The cerebellum modulates both motor and cognitive behaviors, and a cerebellar cognitive affective syndrome (CCAS) was described after a cerebellar stroke in 1998. Yet, a CCAS is seldom sought for, due to a lack of practical screening scales. Therefore, we aimed at assessing both the prevalence of CCAS after cerebellar acute vascular lesion and the yield of the CCAS-Scale (CCAS-S) in an acute stroke setting.

Materials and methods

All patients admitted between January 2020 and January 2022 with acute onset of a cerebellar ischemic or haemorrhagic first stroke at the CUB-Hôpital Erasme and who could be evaluated by the CCAS-S within a week of symptom onset were included.

Results

Cerebellar acute vascular lesion occurred in 25/1,580 patients. All patients could complete the CCAS-S. A definite CCAS was evidenced in 21/25 patients. Patients failed 5.2 ± 2.12 items out of 8 and had a mean raw score of 68.2 ± 21.3 (normal values 82–120).
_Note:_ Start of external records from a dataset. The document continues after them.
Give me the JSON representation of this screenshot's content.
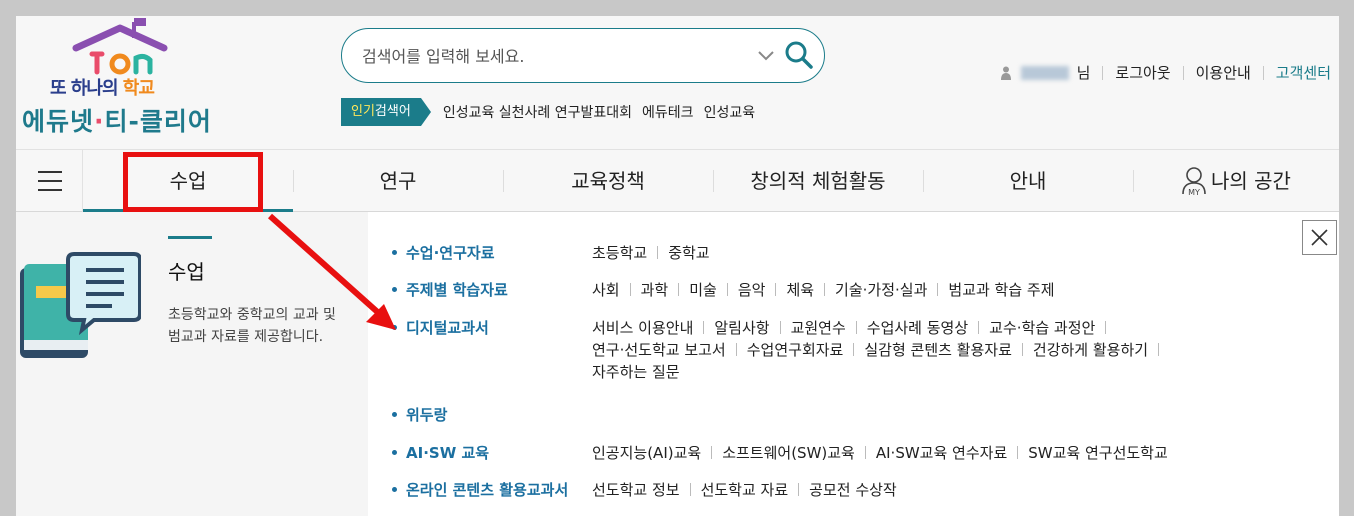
{
  "logo": {
    "line1_prefix": "또 하나의 ",
    "line1_highlight": "학교",
    "line2_a": "에듀넷",
    "line2_dot": "·",
    "line2_b": "티-클리어"
  },
  "search": {
    "placeholder": "검색어를 입력해 보세요."
  },
  "popular": {
    "tag_highlight": "인기",
    "tag_rest": "검색어",
    "keywords": [
      "인성교육 실천사례 연구발표대회",
      "에듀테크",
      "인성교육"
    ]
  },
  "util": {
    "suffix": "님",
    "logout": "로그아웃",
    "guide": "이용안내",
    "customer_center": "고객센터"
  },
  "gnb": {
    "items": [
      "수업",
      "연구",
      "교육정책",
      "창의적 체험활동",
      "안내"
    ],
    "my_space": "나의 공간"
  },
  "side": {
    "title": "수업",
    "description": "초등학교와 중학교의 교과 및 범교과 자료를 제공합니다."
  },
  "menu": [
    {
      "label": "수업·연구자료",
      "subs": [
        "초등학교",
        "중학교"
      ]
    },
    {
      "label": "주제별 학습자료",
      "subs": [
        "사회",
        "과학",
        "미술",
        "음악",
        "체육",
        "기술·가정·실과",
        "범교과 학습 주제"
      ]
    },
    {
      "label": "디지털교과서",
      "subs": [
        "서비스 이용안내",
        "알림사항",
        "교원연수",
        "수업사례 동영상",
        "교수·학습 과정안",
        "연구·선도학교 보고서",
        "수업연구회자료",
        "실감형 콘텐츠 활용자료",
        "건강하게 활용하기",
        "자주하는 질문"
      ]
    },
    {
      "label": "위두랑",
      "subs": []
    },
    {
      "label": "AI·SW 교육",
      "subs": [
        "인공지능(AI)교육",
        "소프트웨어(SW)교육",
        "AI·SW교육 연수자료",
        "SW교육 연구선도학교"
      ]
    },
    {
      "label": "온라인 콘텐츠 활용교과서",
      "subs": [
        "선도학교 정보",
        "선도학교 자료",
        "공모전 수상작"
      ]
    }
  ],
  "colors": {
    "accent": "#1b7c8a",
    "menu_link": "#1b6fa0",
    "highlight_box": "#e81010"
  }
}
Most failed items of the CCAS-S were related to verbal fluency, attention, and working memory.

Conclusion

A definite CCAS is present in almost all patients with acute cerebellar vascular lesions. CCAS is efficiently assessed by CCAS-S at bedside tests in acute stroke settings. The magnitude of CCAS likely reflects a cerebello-cortical diaschisis.